The Eigenspace vs Eigenvector

An eigenvector is a single nonzero vector. An eigenspace is the whole set of all eigenvectors for one eigenvalue, plus the zero vector, so it is a subspace. If you only write one vector, you have not described the full eigenspace yet.

Key things to remember about the Eigenspace

  • An eigenspace is the set of all vectors that share one eigenvalue, plus the zero vector.

  • To find an eigenspace, solve (A - λI)v = 0 and describe the solution set as a subspace.

  • The dimension of an eigenspace is the geometric multiplicity of that eigenvalue.

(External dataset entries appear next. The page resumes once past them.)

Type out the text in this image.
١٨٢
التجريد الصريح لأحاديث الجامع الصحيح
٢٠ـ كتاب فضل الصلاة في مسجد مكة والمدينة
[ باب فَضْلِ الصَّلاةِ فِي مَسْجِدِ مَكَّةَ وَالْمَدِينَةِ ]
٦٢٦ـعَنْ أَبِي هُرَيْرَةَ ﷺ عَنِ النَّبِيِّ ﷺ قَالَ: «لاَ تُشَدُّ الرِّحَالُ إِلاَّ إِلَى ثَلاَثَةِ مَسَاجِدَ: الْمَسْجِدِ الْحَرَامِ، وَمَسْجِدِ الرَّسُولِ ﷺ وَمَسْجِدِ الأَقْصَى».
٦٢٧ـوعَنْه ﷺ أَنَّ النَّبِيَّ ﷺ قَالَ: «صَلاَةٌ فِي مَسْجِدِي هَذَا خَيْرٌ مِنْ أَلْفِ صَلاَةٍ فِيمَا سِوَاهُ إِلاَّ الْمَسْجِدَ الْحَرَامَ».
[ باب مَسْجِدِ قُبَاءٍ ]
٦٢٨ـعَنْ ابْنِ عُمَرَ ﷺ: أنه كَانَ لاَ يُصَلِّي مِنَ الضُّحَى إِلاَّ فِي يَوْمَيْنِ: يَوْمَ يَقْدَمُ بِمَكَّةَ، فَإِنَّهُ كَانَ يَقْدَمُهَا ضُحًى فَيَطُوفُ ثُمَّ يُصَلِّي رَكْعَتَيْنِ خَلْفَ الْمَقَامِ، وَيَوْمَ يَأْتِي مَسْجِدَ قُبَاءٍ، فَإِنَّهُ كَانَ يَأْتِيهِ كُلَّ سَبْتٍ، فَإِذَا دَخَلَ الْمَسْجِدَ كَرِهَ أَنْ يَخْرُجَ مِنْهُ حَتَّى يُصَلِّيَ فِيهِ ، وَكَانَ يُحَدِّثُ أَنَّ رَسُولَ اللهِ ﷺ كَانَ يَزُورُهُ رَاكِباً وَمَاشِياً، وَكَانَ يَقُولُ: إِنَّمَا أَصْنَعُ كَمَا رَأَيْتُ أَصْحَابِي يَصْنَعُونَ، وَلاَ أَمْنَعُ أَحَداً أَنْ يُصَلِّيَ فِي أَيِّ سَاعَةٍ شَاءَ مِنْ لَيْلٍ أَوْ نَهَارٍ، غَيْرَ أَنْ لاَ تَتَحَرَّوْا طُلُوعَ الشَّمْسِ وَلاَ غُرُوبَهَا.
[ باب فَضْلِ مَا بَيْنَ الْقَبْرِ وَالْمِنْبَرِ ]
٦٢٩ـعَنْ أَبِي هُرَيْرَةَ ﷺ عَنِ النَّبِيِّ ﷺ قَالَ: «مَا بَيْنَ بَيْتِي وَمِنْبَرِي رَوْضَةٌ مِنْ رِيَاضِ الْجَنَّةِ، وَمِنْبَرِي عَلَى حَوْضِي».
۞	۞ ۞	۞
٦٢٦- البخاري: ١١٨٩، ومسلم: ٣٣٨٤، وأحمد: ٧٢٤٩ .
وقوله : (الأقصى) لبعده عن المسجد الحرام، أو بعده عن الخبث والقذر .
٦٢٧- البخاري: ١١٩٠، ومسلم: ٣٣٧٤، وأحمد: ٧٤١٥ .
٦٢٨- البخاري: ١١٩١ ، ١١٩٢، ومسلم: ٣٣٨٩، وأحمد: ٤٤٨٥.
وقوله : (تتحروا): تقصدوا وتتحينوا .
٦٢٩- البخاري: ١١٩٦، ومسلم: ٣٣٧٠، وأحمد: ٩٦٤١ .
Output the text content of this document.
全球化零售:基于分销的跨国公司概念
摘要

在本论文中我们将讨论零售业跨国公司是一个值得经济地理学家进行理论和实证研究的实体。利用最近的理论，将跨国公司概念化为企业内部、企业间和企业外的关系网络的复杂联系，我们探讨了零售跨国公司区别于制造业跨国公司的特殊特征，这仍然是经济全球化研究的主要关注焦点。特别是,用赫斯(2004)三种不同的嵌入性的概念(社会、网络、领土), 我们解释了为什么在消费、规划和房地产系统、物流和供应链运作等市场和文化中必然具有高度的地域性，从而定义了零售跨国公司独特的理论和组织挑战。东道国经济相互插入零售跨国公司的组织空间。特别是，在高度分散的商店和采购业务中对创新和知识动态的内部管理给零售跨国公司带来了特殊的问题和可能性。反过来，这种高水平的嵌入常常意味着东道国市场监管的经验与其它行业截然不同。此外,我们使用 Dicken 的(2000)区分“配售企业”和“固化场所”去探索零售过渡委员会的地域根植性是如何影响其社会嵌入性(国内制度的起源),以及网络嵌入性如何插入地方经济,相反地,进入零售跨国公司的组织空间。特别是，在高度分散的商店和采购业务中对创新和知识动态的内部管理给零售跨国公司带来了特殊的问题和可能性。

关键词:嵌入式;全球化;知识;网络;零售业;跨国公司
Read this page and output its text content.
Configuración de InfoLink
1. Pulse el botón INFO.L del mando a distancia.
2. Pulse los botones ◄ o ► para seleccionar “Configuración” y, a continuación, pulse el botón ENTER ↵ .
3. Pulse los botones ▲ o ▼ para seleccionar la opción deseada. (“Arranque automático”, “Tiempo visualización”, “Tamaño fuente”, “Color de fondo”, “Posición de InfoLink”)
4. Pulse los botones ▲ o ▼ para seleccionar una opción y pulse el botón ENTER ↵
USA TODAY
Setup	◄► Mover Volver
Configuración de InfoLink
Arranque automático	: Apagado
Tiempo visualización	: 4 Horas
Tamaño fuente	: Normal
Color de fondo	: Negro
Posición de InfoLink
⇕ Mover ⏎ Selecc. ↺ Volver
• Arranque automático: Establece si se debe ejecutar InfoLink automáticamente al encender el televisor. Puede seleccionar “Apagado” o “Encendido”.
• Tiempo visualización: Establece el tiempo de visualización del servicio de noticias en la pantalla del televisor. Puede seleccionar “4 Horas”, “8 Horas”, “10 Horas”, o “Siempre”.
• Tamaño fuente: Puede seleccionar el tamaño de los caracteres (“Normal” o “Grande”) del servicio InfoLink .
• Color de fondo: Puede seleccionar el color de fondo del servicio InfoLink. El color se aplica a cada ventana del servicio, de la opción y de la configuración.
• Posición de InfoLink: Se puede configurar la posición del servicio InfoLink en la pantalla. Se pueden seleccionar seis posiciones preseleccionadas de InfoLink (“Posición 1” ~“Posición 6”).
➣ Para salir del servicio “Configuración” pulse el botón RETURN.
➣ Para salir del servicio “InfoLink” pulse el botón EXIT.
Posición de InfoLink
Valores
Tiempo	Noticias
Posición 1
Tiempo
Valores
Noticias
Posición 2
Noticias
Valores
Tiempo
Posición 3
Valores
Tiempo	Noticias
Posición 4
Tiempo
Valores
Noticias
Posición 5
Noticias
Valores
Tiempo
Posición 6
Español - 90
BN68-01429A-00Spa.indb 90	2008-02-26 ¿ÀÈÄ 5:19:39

  • Eigenspaces show whether a matrix has enough independent eigenvectors to be diagonalized.

  • In differential equations, eigenspaces help break a system into simpler solution directions.

Frequently asked questions about the Eigenspace

What is eigenspace in Linear Algebra and Differential Equations?

An eigenspace is the subspace made of every eigenvector for one eigenvalue, plus the zero vector. You find it by solving (A - λI)v = 0 for a chosen eigenvalue λ. In this course, it is the object that tells you the full geometric picture behind an eigenvalue.

How do you find an eigenspace?

Start with an eigenvalue λ, build the matrix A - λI, and solve the homogeneous system (A - λI)v = 0. The solution set is the eigenspace. Write your answer as a span of basis vectors so you show the whole subspace, not just one eigenvector.

Is the eigenspace the same as the eigenvector?

No. An eigenvector is one nonzero vector, while an eigenspace is the full collection of all eigenvectors for a given eigenvalue, together with the zero vector. A single eigenvector can generate the eigenspace, but it does not describe every vector in it by itself.

Why does eigenspace matter for diagonalization?

Diagonalization needs enough linearly independent eigenvectors to form a basis. Those eigenvectors come from eigenspaces, so the size of each eigenspace tells you how much freedom you have. If the eigenspaces do not add up to enough independent directions, the matrix is not diagonalizable.